Na etapie ponownego rozpoznania sprawy przedmiotem ustaleń i analizy Sądu Okręgowego winna być kwestia charakteru porozumienia zawartego pomiędzy stronami odnośnie kwoty 8.842,35 Euro, bowiem za Sądem Najwyższym wskazać należy, że brak jest jakichkolwiek ustaleń, czy zawarte umowy, bądź jedna z nich, obejmowały obowiązek wpłaty tej właśnie kwoty. Gdyby tak było, konieczne jest z kolei zbadanie czy ewentualne zaniechanie takiego obowiązku stanowiło istotne naruszenie umowy. Zasadnicze kryterium w tej mierze winno stanowić nie tyle samo naruszenie obowiązku wynikającego z umowy, ile doznanie uszczerbku przez stronę odstępującą i zakres naruszenia jej interesu. To zaś wymaga uwzględnienia wszystkich okoliczności faktycznych dotyczących działania obu stron – okresu czasu, w którym doszło do odstąpienia od umowy w porównaniu z datą jej zawarcia, czy naruszenie nastąpiło przed terminem wykonania umowy i czy uniemożliwiło jej wykonanie, nawet z opóźnieniem, czy wskutek naruszenia nie było możliwe wykonanie całej umowy, czy jej części, czy wykonanie obowiązku umownego przez stronę naruszającą w późniejszym terminie było możliwe i mogło prowadzić do wykonania umowy.
Zaprezentowana przez Sąd Najwyższy i wiążąca wykładnia istotności naruszenia obowiązków umownych, stanowiącej przesłankę odstąpienia od umowy, wymaga także analizy stanu faktycznego pod kątem wykazania przez stronę powołującą się na naruszenie, podjęcia wspólnych działań w celu wyjaśnienia spornych lub wątpliwych kwestii , które ujawniły się w toku wykonywania umowy i rozważenia potrzeby odwołania się do zasad dobrej wiary w aspekcie obowiązku stron dążenia do zachowania umowy.

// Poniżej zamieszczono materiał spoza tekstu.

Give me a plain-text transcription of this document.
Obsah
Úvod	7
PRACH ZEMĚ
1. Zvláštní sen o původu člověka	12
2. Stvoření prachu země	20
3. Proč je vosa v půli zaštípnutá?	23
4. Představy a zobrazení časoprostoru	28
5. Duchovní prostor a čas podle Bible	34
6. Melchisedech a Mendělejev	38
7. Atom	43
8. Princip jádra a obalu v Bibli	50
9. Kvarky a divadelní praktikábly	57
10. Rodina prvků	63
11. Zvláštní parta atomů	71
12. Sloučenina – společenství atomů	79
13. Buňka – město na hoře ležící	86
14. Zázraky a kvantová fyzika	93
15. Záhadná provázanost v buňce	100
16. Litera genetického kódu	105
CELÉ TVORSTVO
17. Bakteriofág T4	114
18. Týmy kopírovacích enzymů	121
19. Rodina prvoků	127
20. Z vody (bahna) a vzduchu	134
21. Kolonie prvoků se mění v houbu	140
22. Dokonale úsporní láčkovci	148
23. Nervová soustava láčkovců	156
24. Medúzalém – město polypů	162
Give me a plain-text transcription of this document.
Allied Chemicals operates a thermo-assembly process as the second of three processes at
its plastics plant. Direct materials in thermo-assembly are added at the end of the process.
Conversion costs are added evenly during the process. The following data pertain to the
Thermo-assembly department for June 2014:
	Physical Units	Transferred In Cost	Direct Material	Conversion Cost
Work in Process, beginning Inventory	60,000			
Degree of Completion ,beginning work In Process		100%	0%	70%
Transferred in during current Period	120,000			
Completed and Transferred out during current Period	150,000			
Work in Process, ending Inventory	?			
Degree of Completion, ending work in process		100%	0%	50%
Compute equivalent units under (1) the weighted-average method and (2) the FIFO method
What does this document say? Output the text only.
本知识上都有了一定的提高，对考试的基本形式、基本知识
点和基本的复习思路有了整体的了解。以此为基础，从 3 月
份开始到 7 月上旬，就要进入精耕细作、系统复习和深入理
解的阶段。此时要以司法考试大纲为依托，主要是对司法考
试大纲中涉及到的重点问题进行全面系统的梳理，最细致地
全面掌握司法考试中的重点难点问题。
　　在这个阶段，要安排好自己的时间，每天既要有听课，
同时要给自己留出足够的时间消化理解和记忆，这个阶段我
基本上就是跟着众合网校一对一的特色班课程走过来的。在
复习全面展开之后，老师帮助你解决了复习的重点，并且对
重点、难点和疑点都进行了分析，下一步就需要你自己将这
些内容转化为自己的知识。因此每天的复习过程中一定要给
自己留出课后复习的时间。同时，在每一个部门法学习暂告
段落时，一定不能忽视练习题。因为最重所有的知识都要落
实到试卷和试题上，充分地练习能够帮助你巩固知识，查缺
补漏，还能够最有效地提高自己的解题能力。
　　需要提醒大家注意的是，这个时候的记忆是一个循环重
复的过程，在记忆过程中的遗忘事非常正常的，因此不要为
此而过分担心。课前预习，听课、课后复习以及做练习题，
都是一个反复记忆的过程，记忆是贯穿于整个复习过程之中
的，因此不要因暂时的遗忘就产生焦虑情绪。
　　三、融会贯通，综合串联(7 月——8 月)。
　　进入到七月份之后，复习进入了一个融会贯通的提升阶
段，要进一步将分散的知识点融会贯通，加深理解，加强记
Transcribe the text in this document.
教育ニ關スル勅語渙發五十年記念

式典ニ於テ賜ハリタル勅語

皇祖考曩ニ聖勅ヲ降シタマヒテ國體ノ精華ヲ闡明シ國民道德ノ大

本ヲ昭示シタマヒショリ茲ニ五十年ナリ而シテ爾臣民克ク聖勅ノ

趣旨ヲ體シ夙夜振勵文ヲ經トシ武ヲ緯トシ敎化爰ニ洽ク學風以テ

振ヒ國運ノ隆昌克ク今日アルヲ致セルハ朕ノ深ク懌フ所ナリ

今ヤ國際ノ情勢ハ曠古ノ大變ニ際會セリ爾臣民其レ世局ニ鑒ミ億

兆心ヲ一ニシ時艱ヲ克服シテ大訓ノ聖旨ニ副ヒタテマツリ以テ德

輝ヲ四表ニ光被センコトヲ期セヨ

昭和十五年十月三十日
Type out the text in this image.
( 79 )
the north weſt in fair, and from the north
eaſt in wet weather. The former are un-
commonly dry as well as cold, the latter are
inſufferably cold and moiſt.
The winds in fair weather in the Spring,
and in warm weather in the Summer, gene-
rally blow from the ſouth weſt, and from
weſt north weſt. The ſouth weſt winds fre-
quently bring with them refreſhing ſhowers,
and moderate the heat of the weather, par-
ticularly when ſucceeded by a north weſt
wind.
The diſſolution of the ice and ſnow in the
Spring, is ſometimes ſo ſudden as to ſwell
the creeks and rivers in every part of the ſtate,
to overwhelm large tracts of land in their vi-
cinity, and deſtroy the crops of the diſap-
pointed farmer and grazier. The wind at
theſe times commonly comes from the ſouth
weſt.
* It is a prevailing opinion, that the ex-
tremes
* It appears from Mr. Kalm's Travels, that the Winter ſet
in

W przypadku stwierdzenia braku podstaw do odstąpienia od umowy ze strony pozwanej i zaktualizowania się roszczenia odszkodowawczego powoda konieczna będzie jeszcze zbadanie, czy jego roszczenie zostało należycie dowiedzione. Co do zasady, odszkodowanie na gruncie Konwencji przewiduje pełną kompensację szkody (zob. M.J. Jaworski „Postać i zakres roszczenia odszkodowawczego w związku z naruszeniem umowy na gruncie art. 74 Konwencji Narodów Zjednoczonych o Międzynarodowej Sprzedaży towarów (CISG) - MoP 2010, nr 23 s 1272). Oceny jednak wymaga, czy zaprezentowane przez powoda wyliczenie (k.165) ma oparcie w zyskach spodziewanych ze współpracy z jego dalszym kontrahentem, zwłaszcza że już w odpowiedzi na pozew pozwany wskazywał, że powód uprzednio, tj. w piśmie z 29.03.2011 roku swą szkodę szacował na znacząco niższym poziomie.
Kierując się potrzebą poczynienia ustaleń w kwestiach wyżej wymienionych i dostrzegając konieczność odniesienia się przez Sąd I instancji do tego, co było przedmiotem sprawy, Sąd Apelacyjny orzekł jak w sentencji na podstawie art. 386 § 4 k.p.c.